3. A explosão de narrativas mentirosas ligando o governo e a esquerda ao crime organizado à medida que se aproximam as eleições municipais.

Todo esse arsenal de mentiras e ilusionismo circula livremente e é alimentado e retroalimentado por vários atores e em várias instâncias.

O ecossistema brasileiro de desinformação é muito potente e mantém uma forte conexão com outras experiências no mundo.

E, mais do que isso, a sua organização e seu desenvolvimento são atentamente observados pela extrema direita mundial, em suas várias conexões – do campo político ao campo midiático transnacional.

As articulações com os bolsonaristas, os contatos permanentes de grupos religiosos, as visitas” de CEOs falantes e poderosos, nada disso é aleatório.

O Brasil está na mira e sob os olhares mais que atentos dos agrupamentos de extrema direita pois, ao mesmo tempo em que possibilitou a aglutinação e o avanço dessas forças com o bolsonarismo – quando nos tornamos um grande laboratório de realidade paralela –, o país também mostrou resistência e mobilização contra esse projeto nefasto de poder.

Com uma significativa vitória em 2022, Lula e o campo progressista conseguiram deter o avanço da extrema direita aqui.

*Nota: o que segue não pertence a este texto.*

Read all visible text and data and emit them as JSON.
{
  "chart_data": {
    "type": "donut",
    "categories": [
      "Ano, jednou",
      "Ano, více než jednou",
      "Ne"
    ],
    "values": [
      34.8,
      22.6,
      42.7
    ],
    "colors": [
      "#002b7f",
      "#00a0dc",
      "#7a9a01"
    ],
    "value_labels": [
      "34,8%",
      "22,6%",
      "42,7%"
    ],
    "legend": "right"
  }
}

Ainda que o bolsonarismo siga causando enormes danos à esfera pública, houve uma quebra, uma interrupção na trajetória de consolidação do poder da extrema direita.

Mas eles seguem articulados e demonstrando força, ainda que “sacudidos” nesse projeto de ampliação e consolidação.

Portanto, no momento em que a extrema direita, com seu sustentáculo poderoso, a desinformação, conquista importantes posições no mundo, os olhares – e as investidas – vão se voltar para o Brasil e as forças que já estão assanhadas por aqui.

O último debate entre Donald Trump e Joe Biden, na eleição nos Estados Unidos, atiçou bastante os bolsonaristas por aqui – Trump teve todo o espaço para soltar seu arsenal de fake news e encontrou um Biden muito fraco, o que lhe garantiu a vitória no debate.

A possibilidade da eleição de Trump é um bálsamo para os bolsonaristas e será um grande problema para as nossas eleições aqui neste ano e em 2026.

Por outro lado, num cenário também muito ruim, a vitória da extrema direita no primeiro turno das eleições legislativas na França alimenta igualmente o extremismo por aqui.

O Brasil é um país continental, com muitas riquezas que interessam ao mundo e um mercado consumidor pujante.

Com essas credenciales, caiu no colo – por vários desdobramentos sobre os quais já conversamos bastante – da extrema direita bolsonarista, que fez um grande estrago e tinha a intenção de se perpetuar no poder.

Em 2022, Lula impôs uma derrota à expansão desse projeto ao vencer Jair Bolsonaro e seu ecossistema de desinformação nas urnas.

Não foi uma vitória fácil, e o 8 de Janeiro mostrou o grau de insatisfação do extremismo e seu poder de articulação e mobilização usando a mentira.

A extrema direita segue articulada e mantendo a dinâmica do ecossistema em evidência, e no mundo, o avanço é expressivo.

Nesse sentido, retomar o laboratório Brasil de produção sistematizada de desinformação é um ponto importantíssimo para qualquer projeto de poder de extrema direita – e essa proposta de retomada segue em curso e ganhou novo gás.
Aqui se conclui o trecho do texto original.